Credit availability decreased in November for the first time since early summer. The Mortgage Bankers Association (MBA) said its Mortgage Credit Availability Index (MCAI) eased back 0.8 percent from its October level to 127.4 percent. A decline in the index indicated that lending standards are tightening. MBA said a reduction of adjustable rate mortgage programs (ARMs) were the main reason for the decrease in the index.
Three of the four component indices also declined. The Conventional MCAI tightened the most, falling 2.0 percent over the month followed by the Conforming MCAI which was down 1.0 percent. The Jumbo MCAI declined by 0.8 percent while the Government MCAI saw a very slight rise, up 0.1 percent over the month.
The MCAI is calculated using several factors related to borrower eligibility (credit score, loan type, loan-to-value ratio, etc.). These metrics and underwriting criteria for over 95 lenders/investors are combined by MBA using data made available via the AllRegs® Market Clarity® product and a proprietary formula derived by MBA to calculate the MCAI, a summary measure which indicates the availability of mortgage credit at a point in time.

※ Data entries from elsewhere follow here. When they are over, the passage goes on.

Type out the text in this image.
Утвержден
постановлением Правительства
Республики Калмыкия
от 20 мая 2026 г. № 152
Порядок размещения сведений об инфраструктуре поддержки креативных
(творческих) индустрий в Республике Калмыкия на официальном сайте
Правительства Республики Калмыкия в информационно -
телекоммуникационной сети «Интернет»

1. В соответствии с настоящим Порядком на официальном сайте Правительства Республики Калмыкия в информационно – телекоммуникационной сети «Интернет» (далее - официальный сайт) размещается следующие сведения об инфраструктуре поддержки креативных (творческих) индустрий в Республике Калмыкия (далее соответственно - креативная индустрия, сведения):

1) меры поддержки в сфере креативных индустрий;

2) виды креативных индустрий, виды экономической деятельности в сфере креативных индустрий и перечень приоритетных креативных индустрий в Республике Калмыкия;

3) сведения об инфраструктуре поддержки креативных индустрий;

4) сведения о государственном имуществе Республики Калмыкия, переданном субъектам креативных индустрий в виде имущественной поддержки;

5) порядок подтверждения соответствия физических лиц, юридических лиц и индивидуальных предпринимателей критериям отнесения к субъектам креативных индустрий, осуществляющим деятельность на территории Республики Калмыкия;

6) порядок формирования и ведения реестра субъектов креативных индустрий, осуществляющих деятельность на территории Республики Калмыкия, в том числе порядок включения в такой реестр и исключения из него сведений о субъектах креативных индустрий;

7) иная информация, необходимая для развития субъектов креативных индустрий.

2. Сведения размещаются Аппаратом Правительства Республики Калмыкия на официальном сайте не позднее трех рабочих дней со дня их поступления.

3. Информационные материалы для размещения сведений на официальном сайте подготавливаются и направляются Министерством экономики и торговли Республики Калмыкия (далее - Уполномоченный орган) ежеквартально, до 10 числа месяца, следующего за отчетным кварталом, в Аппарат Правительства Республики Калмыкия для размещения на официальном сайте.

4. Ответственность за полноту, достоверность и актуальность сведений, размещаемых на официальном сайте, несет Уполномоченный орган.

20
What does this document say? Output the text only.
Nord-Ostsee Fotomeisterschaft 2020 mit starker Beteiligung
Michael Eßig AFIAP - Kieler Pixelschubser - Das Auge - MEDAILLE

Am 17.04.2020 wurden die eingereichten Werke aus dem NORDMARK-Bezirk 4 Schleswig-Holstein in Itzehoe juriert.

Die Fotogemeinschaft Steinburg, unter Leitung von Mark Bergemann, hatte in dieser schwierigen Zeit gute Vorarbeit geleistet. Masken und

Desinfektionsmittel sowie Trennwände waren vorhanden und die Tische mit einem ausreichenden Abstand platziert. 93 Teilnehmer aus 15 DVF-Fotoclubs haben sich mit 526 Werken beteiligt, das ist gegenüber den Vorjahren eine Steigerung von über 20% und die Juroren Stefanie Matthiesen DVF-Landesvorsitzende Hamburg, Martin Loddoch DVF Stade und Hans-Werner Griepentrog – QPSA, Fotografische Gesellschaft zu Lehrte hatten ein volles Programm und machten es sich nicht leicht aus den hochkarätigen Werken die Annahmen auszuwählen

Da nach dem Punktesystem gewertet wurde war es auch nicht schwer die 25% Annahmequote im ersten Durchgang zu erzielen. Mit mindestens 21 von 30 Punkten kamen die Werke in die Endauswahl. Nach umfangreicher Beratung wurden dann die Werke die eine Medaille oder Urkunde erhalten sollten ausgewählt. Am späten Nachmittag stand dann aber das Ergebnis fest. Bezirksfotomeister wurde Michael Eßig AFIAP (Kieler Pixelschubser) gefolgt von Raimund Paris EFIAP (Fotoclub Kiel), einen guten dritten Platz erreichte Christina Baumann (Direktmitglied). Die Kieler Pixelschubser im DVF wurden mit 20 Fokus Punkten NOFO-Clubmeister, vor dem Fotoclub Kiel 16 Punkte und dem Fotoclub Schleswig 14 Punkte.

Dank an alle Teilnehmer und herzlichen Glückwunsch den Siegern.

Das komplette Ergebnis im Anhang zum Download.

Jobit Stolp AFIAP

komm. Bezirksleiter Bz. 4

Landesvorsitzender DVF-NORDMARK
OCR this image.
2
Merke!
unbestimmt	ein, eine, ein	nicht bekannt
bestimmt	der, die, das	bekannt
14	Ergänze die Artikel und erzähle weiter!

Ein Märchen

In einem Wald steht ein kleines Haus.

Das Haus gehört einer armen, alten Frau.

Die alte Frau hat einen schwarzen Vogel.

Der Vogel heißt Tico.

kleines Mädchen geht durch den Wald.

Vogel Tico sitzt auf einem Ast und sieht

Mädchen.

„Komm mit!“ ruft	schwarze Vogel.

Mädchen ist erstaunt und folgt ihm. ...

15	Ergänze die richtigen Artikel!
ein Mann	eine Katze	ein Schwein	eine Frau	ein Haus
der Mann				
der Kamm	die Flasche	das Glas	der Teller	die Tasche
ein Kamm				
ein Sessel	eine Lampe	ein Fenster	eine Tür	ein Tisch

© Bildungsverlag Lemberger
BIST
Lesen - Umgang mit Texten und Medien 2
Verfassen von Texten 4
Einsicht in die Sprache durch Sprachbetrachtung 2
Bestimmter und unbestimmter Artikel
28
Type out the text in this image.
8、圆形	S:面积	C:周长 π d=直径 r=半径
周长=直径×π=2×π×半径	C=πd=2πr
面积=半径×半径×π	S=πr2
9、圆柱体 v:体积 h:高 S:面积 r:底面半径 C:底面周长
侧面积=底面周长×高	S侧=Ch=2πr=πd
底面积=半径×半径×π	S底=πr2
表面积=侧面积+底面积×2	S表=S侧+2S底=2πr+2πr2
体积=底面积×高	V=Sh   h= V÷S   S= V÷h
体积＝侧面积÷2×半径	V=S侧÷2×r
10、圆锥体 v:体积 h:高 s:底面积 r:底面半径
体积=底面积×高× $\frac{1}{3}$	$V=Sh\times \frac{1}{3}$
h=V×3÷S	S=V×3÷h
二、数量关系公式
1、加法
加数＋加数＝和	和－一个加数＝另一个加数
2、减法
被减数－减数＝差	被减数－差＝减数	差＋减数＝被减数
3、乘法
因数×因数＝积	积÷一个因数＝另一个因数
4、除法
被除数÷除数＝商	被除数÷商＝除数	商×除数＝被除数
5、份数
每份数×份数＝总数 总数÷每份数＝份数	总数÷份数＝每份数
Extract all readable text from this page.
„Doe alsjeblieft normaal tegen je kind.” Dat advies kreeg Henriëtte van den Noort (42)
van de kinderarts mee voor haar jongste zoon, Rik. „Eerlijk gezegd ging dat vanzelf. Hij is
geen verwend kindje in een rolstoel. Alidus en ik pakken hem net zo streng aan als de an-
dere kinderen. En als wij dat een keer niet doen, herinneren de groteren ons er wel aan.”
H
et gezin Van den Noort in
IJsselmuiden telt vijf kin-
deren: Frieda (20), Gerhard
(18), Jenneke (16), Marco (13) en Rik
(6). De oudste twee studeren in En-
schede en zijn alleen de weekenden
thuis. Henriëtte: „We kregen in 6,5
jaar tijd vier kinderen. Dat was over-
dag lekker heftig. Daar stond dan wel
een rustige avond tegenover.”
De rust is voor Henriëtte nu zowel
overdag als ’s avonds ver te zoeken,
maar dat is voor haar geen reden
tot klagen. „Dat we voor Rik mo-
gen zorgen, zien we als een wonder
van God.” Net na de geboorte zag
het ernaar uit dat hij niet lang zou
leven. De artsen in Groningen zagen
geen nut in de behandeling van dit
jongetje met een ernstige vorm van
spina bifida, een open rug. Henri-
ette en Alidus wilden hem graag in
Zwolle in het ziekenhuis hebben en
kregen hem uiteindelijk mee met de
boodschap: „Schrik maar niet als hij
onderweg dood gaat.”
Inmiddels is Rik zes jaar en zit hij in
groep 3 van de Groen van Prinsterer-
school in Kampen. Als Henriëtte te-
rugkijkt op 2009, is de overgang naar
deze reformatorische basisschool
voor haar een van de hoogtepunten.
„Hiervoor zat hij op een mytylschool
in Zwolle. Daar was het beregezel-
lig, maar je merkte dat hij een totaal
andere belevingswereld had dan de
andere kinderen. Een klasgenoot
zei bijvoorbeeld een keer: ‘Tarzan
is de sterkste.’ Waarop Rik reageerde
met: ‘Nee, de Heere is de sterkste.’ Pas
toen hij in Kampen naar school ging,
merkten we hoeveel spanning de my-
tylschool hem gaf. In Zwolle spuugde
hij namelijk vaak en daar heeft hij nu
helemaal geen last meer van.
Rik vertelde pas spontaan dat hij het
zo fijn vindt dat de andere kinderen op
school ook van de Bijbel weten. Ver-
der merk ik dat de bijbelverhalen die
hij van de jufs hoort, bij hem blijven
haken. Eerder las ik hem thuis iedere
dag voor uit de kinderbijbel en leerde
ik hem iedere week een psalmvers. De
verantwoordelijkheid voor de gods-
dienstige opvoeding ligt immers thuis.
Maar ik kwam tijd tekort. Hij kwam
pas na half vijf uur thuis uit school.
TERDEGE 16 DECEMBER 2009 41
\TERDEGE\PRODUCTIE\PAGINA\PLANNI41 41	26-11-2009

The MCAI was benchmarked to 100 in March 2012. The four components are constructed using the same methodology as the Total MCAI and are designed to show relative credit risk/availability for their respective index. The Conforming and Jumbo indices have the same “base levels” as the Total MCAI (March 2012=100), while the Conventional and Government indices have adjusted “base levels” in March 2012.